Why does this book matter?
This is a new take on the street level crime hero that’s been developed by DC, and it’s important to know he’s African American too. He’s an average pothead type, so I imagine many folks can relate to him, but when his bae is attacked what will he do?
Fine, you have my attention. What’s good about it?
This is about all you get when it comes to punching.
Gary Phillips knows how to write strong and complex characters which is evident right out of the gate in Vigilante: Southland #1. We not only meet protagonist Donnie, but his girlfriend Dorrie, both of whom live complex and rich lives. When tragedy hits though, we meet those who live on the darker side of life and they speak and act as you might expect.

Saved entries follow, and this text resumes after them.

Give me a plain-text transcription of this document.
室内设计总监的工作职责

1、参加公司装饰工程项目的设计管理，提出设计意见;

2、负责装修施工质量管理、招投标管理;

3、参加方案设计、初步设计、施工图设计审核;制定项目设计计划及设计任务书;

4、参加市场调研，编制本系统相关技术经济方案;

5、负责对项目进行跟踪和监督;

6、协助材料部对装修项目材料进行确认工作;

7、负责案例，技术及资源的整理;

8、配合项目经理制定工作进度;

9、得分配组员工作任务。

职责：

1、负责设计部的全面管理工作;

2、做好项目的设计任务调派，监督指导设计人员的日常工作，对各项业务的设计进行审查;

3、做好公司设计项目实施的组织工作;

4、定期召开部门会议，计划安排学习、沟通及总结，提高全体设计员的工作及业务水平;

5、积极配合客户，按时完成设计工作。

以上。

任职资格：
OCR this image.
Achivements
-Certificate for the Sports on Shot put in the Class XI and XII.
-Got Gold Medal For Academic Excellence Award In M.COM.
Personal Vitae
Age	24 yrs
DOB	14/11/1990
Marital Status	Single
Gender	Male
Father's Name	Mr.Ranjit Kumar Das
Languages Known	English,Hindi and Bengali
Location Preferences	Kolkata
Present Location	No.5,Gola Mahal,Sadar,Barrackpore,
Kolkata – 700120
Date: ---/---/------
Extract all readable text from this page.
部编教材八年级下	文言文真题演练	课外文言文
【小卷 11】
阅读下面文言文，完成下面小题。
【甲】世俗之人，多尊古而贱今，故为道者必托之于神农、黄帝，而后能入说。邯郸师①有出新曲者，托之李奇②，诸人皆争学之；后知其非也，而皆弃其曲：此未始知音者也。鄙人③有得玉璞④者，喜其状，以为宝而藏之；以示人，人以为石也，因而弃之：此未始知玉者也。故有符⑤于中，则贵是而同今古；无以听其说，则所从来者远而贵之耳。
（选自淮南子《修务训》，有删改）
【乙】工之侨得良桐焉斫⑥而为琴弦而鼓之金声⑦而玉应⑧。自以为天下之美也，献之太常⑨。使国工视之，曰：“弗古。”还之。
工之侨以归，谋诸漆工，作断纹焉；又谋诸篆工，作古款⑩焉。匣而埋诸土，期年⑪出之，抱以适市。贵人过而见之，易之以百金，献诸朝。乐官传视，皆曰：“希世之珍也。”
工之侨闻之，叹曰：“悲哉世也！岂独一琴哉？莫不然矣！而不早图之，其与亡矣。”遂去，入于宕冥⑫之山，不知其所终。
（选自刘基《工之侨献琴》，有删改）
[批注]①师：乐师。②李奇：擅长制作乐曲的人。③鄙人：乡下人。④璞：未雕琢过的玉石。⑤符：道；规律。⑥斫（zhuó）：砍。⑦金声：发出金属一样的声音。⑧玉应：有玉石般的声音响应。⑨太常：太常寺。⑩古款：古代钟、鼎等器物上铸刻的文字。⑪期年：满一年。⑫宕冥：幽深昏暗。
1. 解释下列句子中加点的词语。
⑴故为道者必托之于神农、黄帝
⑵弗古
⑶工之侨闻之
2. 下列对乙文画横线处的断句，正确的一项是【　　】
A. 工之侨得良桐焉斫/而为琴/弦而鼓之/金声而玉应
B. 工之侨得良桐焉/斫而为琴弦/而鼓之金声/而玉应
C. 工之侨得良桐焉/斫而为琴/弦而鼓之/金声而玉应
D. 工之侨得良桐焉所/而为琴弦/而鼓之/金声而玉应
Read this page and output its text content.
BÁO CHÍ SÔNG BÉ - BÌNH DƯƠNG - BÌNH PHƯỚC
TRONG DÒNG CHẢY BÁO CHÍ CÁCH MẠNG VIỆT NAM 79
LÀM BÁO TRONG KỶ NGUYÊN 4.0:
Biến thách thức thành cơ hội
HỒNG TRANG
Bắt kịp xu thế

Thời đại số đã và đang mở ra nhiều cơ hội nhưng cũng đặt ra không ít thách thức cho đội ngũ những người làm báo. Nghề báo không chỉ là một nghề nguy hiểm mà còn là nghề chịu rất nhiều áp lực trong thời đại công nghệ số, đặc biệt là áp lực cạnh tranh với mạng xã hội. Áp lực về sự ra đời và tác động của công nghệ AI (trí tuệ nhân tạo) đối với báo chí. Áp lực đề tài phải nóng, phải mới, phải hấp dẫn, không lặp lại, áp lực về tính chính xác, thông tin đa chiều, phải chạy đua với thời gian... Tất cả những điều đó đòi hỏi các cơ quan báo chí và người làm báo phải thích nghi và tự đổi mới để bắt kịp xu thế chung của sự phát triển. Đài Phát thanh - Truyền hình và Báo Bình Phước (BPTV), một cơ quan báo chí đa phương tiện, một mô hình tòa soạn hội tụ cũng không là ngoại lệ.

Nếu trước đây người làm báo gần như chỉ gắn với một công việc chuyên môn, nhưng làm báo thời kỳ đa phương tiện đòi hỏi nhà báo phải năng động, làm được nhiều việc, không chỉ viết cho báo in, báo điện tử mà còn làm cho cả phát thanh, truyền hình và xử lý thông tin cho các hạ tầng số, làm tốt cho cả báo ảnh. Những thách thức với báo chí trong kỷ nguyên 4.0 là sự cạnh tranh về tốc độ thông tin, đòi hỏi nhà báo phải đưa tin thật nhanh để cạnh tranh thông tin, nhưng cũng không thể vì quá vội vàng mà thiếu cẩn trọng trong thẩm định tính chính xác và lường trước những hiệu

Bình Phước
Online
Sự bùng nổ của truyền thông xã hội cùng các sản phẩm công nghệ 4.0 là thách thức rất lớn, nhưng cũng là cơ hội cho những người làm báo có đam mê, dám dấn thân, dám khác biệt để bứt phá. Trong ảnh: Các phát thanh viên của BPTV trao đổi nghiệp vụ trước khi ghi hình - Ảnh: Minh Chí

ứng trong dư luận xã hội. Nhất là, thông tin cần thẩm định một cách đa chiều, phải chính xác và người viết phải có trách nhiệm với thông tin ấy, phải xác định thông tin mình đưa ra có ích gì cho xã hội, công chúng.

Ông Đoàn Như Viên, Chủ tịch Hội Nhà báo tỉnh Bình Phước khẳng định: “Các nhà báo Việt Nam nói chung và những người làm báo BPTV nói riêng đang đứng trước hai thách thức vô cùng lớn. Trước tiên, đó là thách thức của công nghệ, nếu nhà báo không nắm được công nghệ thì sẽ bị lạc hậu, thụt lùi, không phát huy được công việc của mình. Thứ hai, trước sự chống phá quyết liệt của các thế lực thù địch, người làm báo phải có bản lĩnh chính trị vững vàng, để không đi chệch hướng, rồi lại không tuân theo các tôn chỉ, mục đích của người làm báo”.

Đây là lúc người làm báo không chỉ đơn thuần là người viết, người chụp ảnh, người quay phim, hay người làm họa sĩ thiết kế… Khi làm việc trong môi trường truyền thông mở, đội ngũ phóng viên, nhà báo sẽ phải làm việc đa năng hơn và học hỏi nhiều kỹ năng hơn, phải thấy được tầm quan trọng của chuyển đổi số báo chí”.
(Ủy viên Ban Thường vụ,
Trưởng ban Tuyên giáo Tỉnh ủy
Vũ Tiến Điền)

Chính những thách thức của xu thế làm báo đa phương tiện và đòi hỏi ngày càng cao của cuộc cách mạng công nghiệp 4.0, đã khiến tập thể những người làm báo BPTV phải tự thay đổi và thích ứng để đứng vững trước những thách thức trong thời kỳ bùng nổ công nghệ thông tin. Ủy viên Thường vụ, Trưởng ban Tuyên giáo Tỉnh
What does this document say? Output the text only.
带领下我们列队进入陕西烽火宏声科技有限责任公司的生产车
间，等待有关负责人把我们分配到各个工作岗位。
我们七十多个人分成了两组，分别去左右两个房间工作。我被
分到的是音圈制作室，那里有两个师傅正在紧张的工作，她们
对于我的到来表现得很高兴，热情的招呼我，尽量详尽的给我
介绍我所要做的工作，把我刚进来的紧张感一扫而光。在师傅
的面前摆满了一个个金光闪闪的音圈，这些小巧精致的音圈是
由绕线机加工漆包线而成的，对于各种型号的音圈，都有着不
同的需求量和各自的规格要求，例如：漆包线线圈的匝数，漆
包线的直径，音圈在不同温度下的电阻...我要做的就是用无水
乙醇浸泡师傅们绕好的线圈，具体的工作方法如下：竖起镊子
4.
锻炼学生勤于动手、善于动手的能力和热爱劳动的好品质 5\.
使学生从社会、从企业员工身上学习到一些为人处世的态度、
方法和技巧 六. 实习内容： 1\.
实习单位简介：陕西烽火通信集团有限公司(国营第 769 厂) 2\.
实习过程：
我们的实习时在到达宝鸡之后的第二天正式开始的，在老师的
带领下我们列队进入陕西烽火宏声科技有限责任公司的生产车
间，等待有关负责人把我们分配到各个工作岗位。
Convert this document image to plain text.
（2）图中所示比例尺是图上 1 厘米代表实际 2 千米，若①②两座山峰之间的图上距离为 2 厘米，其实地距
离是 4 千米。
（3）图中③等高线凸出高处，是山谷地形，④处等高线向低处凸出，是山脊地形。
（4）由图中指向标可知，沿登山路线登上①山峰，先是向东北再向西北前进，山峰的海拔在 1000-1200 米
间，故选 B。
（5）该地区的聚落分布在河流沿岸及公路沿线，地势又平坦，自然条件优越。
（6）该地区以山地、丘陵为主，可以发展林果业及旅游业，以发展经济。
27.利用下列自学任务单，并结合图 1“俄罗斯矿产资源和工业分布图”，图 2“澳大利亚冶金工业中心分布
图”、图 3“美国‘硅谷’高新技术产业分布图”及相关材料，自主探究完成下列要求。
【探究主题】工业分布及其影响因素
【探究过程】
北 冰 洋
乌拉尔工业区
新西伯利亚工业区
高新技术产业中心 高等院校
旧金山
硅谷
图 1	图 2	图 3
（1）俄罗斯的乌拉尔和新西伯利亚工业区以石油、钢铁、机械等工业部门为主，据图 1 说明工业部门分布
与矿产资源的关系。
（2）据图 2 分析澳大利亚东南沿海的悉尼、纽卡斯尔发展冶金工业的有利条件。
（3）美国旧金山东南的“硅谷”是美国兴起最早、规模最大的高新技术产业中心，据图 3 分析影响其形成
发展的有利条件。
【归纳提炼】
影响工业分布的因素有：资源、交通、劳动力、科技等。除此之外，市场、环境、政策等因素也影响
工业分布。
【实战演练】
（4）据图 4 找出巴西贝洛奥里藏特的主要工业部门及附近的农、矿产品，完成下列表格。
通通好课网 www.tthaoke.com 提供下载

Clearly time and effort has been spent to make these characters more realistic and rich, which is evident in all their scenes. This issue sets them up well, so that when superheroics start to come into play it’ll feel even more real.
Elena Casagrande draws a premiere issue that is gritty and realistic; there’s a spatter of black here and there throughout the issue that adds a layer of grit to the story and that suits the seedy story. The characters are realistic looking and easy to read while the setting and environment are detailed too. Though you don’t get much superheroics, the opening pages do offer up the costume and Casagrande does well to make the costume look like something an average person would make.
I wanna see how this weapon really works in a fight.
It can’t be perfect can it?
It’s obvious why the first two pages show us Vigilante in his costume, which is a flashback, because there isn’t a peep from him after. This issue is all setup when it comes to the characters with a slower plot that will try many people’s patience. Rich character work is appreciated of course, but aside from a small scene revealing the weapon Vigilante will eventually use, this issue is rather boring. It chugs along slowly, building up the characters as realistic, but never stops to tell us why we should care. It doesn’t help the protagonist isn’t the most likeable of guys as the issue opens with him ignoring his girlfriend and coming off as a lazy stoner too.
Is It Good?
The structure of the story is set and the characters richly introduced in Vigilante: Southland #1. Unfortunately there’s no action or superheroics at all and a slow moving plot that may deter many.